15.02.2011

Die evangelische Kirche ist gespalten bei Gentests an Embryonen Nein, aber

In der Debatte über Gentests an Embryonen will der Rat der Evangelischen Kirche in Deutschland auch künftig ein Verbot dieses umstrittenen Verfahrens unterstützen. Uneins ist das Gremium indes, ob in eng begrenzten Ausnahmefällen die sogenannte Präimplantationsdiagnostik zulässig sein soll.

Die Untersuchungsmethode relativiere das christliche Menschenbild, teilte die EKD am Dienstag (15.02.2011) in einer Erklärung in Hannover mit. Dieses gründe darauf, "dass der Mensch nicht sein eigener Schöpfer ist, sondern dass sich alles Leben Gott verdankt." Eine "Selektion zwischen lebenswertem und nichtlebenswertem Leben" sei damit "nicht vereinbar", so die Ratsmitglieder. Auch ein Leben mit Behinderung sei "in die ganze Bandbreite der Ebenbildlichkeit Gottes" eingeschlossen.
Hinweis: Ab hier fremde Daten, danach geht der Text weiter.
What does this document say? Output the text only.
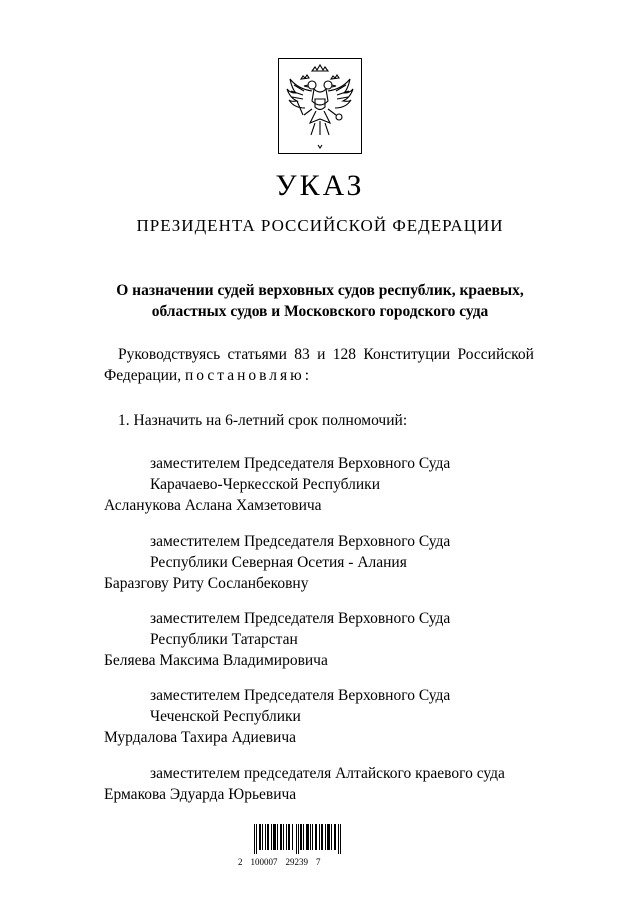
УКАЗ
ПРЕЗИДЕНТА РОССИЙСКОЙ ФЕДЕРАЦИИ
О назначении судей верховных судов республик, краевых,
областных судов и Московского городского суда
Руководствуясь статьями 83 и 128 Конституции Российской
Федерации, постановляю:
1. Назначить на 6-летний срок полномочий:
заместителем Председателя Верховного Суда
Карачаево-Черкесской Республики
Асланукова Аслана Хамзетовича
заместителем Председателя Верховного Суда
Республики Северная Осетия - Алания
Баразгову Риту Сосланбековну
заместителем Председателя Верховного Суда
Республики Татарстан
Беляева Максима Владимировича
заместителем Председателя Верховного Суда
Чеченской Республики
Мурдалова Тахира Адиевича
заместителем председателя Алтайского краевого суда
Ермакова Эдуарда Юрьевича
2 100007 29239 7
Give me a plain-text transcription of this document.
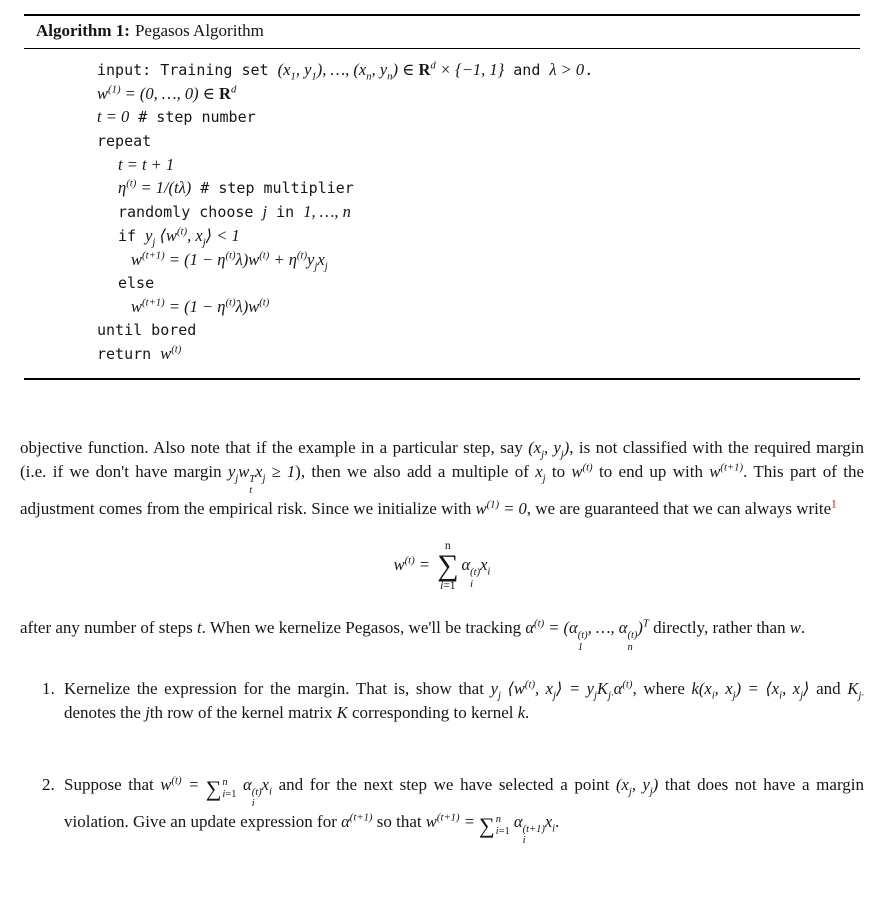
Algorithm 1: Pegasos Algorithm
input: Training set ($x_1$, $y_1$), …, ($x_n$, $y_n$) ∈ $R^d \times \{-1$, 1} and λ > 0.
$w^{(1)} = (0$, …, 0) ∈ $R^d$
t = 0 # step number
repeat
t = t + 1
$\eta^{(t)} = 1/(t\lambda)$ # step multiplier
randomly choose j in 1, …, n
if $y_j$ $⟨w^{(t)}$, $x_j⟩ < 1$
$w^{(t+1)} = (1 - \eta^{(t)}\lambda)w^{(t)} + \eta^{(t)}y_jx_j$
else
$w^{(t+1)} = (1 - \eta^{(t)}\lambda)w^{(t)}$
until bored
return $w^{(t)}$
objective function. Also note that if the example in a particular step, say ($x_j$, $y_j$), is not classified with the required margin (i.e. if we don't have margin $y_jw$ T
t
$x_j \ge 1$), then we also add a multiple of $x_j$ to $w^{(t)}$ to end up with $w^{(t+1)}$. This part of the adjustment comes from the empirical risk. Since we initialize with $w^{(1)} = 0$, we are guaranteed that we can always write$^1$
$w^{(t)}$ =
n
∑
i=1
α (t)
i
$x_i$
after any number of steps t. When we kernelize Pegasos, we'll be tracking $\alpha^{(t)} = (\alpha$ (t)
1
, …, α (t)
n
)$^T$ directly, rather than w.
1. Kernelize the expression for the margin. That is, show that $y_j$ $⟨w^{(t)}$, $x_j⟩ = y_jK_{j\cdot}\alpha^{(t)}$, where $k(x_i$, $x_j$) = $⟨x_i$, $x_j⟩$ and $K_{j\cdot}$ denotes the jth row of the kernel matrix K corresponding to kernel k.
2. Suppose that $w^{(t)}$ = ∑ n
i=1
α (t)
i
$x_i$ and for the next step we have selected a point ($x_j$, $y_j$) that does not have a margin violation. Give an update expression for $\alpha^{(t+1)}$ so that $w^{(t+1)}$ = ∑ n
i=1
α (t+1)
i
$x_i$.
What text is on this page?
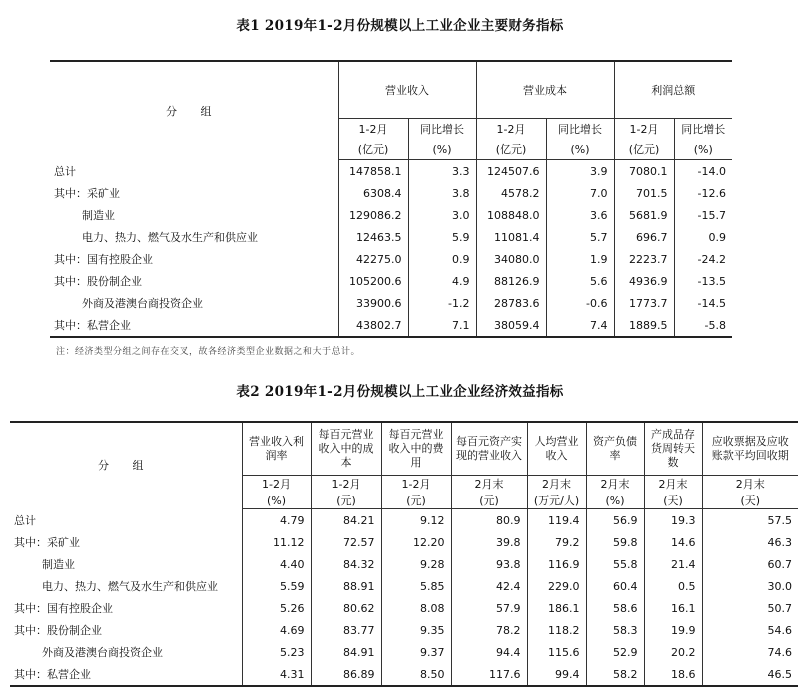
表1 2019年1-2月份规模以上工业企业主要财务指标
分 组	营业收入		营业成本		利润总额	
	1-2月	同比增长	1-2月	同比增长	1-2月	同比增长
	(亿元)	(%)	(亿元)	(%)	(亿元)	(%)
总计	147858.1	3.3	124507.6	3.9	7080.1	-14.0
其中：采矿业	6308.4	3.8	4578.2	7.0	701.5	-12.6
制造业	129086.2	3.0	108848.0	3.6	5681.9	-15.7
电力、热力、燃气及水生产和供应业	12463.5	5.9	11081.4	5.7	696.7	0.9
其中：国有控股企业	42275.0	0.9	34080.0	1.9	2223.7	-24.2
其中：股份制企业	105200.6	4.9	88126.9	5.6	4936.9	-13.5
外商及港澳台商投资企业	33900.6	-1.2	28783.6	-0.6	1773.7	-14.5
其中：私营企业	43802.7	7.1	38059.4	7.4	1889.5	-5.8
注：经济类型分组之间存在交叉，故各经济类型企业数据之和大于总计。
表2 2019年1-2月份规模以上工业企业经济效益指标
分 组	营业收入利润率	每百元营业收入中的成本	每百元营业收入中的费用	每百元资产实现的营业收入	人均营业收入	资产负债率	产成品存货周转天数	应收票据及应收账款平均回收期
	1-2月	1-2月	1-2月	2月末	2月末	2月末	2月末	2月末
	(%)	(元)	(元)	(元)	(万元/人)	(%)	(天)	(天)
总计	4.79	84.21	9.12	80.9	119.4	56.9	19.3	57.5
其中：采矿业	11.12	72.57	12.20	39.8	79.2	59.8	14.6	46.3
制造业	4.40	84.32	9.28	93.8	116.9	55.8	21.4	60.7
电力、热力、燃气及水生产和供应业	5.59	88.91	5.85	42.4	229.0	60.4	0.5	30.0
其中：国有控股企业	5.26	80.62	8.08	57.9	186.1	58.6	16.1	50.7
其中：股份制企业	4.69	83.77	9.35	78.2	118.2	58.3	19.9	54.6
外商及港澳台商投资企业	5.23	84.91	9.37	94.4	115.6	52.9	20.2	74.6
其中：私营企业	4.31	86.89	8.50	117.6	99.4	58.2	18.6	46.5
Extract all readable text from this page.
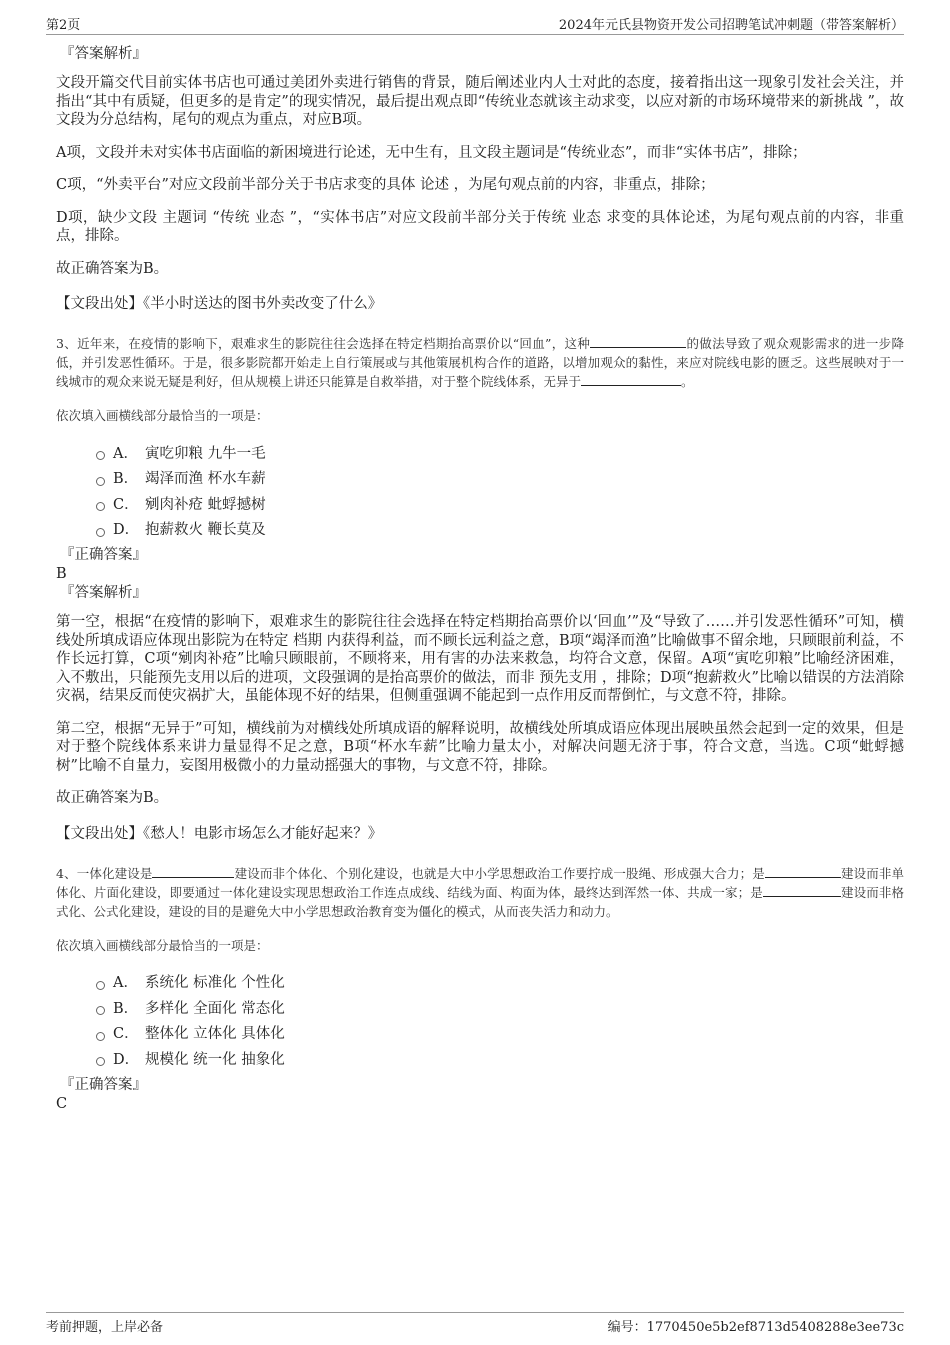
第2页	2024年元氏县物资开发公司招聘笔试冲刺题（带答案解析）
『答案解析』

文段开篇交代目前实体书店也可通过美团外卖进行销售的背景，随后阐述业内人士对此的态度，接着指出这一现象引发社会关注，并指出“其中有质疑，但更多的是肯定”的现实情况，最后提出观点即“传统业态就该主动求变，以应对新的市场环境带来的新挑战 ”，故文段为分总结构，尾句的观点为重点，对应B项。

A项，文段并未对实体书店面临的新困境进行论述，无中生有，且文段主题词是“传统业态”，而非“实体书店”，排除；

C项，“外卖平台”对应文段前半部分关于书店求变的具体 论述 ，为尾句观点前的内容，非重点，排除；

D项，缺少文段 主题词 “传统 业态 ”，“实体书店”对应文段前半部分关于传统 业态 求变的具体论述，为尾句观点前的内容，非重点，排除。

故正确答案为B。

【文段出处】《半小时送达的图书外卖改变了什么》
3、近年来，在疫情的影响下，艰难求生的影院往往会选择在特定档期抬高票价以“回血”，这种	的做法导致了观众观影需求的进一步降低，并引发恶性循环。于是，很多影院都开始走上自行策展或与其他策展机构合作的道路，以增加观众的黏性，来应对院线电影的匮乏。这些展映对于一线城市的观众来说无疑是利好，但从规模上讲还只能算是自救举措，对于整个院线体系，无异于	。
依次填入画横线部分最恰当的一项是：
A． 寅吃卯粮 九牛一毛
B． 竭泽而渔 杯水车薪
C． 剜肉补疮 蚍蜉撼树
D． 抱薪救火 鞭长莫及
『正确答案』
B
『答案解析』

第一空，根据“在疫情的影响下，艰难求生的影院往往会选择在特定档期抬高票价以‘回血’”及“导致了……并引发恶性循环”可知，横线处所填成语应体现出影院为在特定 档期 内获得利益，而不顾长远利益之意，B项“竭泽而渔”比喻做事不留余地，只顾眼前利益，不作长远打算，C项“剜肉补疮”比喻只顾眼前，不顾将来，用有害的办法来救急，均符合文意，保留。A项“寅吃卯粮”比喻经济困难，入不敷出，只能预先支用以后的进项，文段强调的是抬高票价的做法，而非 预先支用 ，排除；D项“抱薪救火”比喻以错误的方法消除灾祸，结果反而使灾祸扩大，虽能体现不好的结果，但侧重强调不能起到一点作用反而帮倒忙，与文意不符，排除。

第二空，根据“无异于”可知，横线前为对横线处所填成语的解释说明，故横线处所填成语应体现出展映虽然会起到一定的效果，但是对于整个院线体系来讲力量显得不足之意，B项“杯水车薪”比喻力量太小，对解决问题无济于事，符合文意，当选。C项“蚍蜉撼树”比喻不自量力，妄图用极微小的力量动摇强大的事物，与文意不符，排除。

故正确答案为B。

【文段出处】《愁人！电影市场怎么才能好起来？》
4、一体化建设是	建设而非个体化、个别化建设，也就是大中小学思想政治工作要拧成一股绳、形成强大合力；是	建设而非单体化、片面化建设，即要通过一体化建设实现思想政治工作连点成线、结线为面、构面为体，最终达到浑然一体、共成一家；是	建设而非格式化、公式化建设，建设的目的是避免大中小学思想政治教育变为僵化的模式，从而丧失活力和动力。
依次填入画横线部分最恰当的一项是：
A． 系统化 标准化 个性化
B． 多样化 全面化 常态化
C． 整体化 立体化 具体化
D． 规模化 统一化 抽象化
『正确答案』
C
考前押题，上岸必备	编号：1770450e5b2ef8713d5408288e3ee73c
Der Rat der EKD sei sich andererseits aber bewusst, "dass auch die Nichtzulassung der PID anderen Menschen nicht oder kaum Erträgliches zumuten kann". Leben sei aber nicht durchgängig planbar und lasse sich vor Leid nicht schützen. Nach christlichem Glauben habe sich Gott in Jesus Christus selbst dem Leid ausgesetzt und es auf sich genommen. "Das bedeutet: Auch im Leid und beim Misslingen von Plänen und Hoffnungen ist Gott den Menschen nahe."

Und die Ausnahme
Allerdings gebe es im Rat unterschiedliche Meinungen über die Bewertung von Fällen, bei denen PID lediglich dazu diene, die Lebensfähigkeit von Embryonen zu ermitteln, und nicht zur Selektion behinderten Lebens eingesetzt werde. In diesen Fällen würde künstliche Befruchtung in Verbindung mit der PID allein dem Ziel dienen, Leben zu ermöglichen.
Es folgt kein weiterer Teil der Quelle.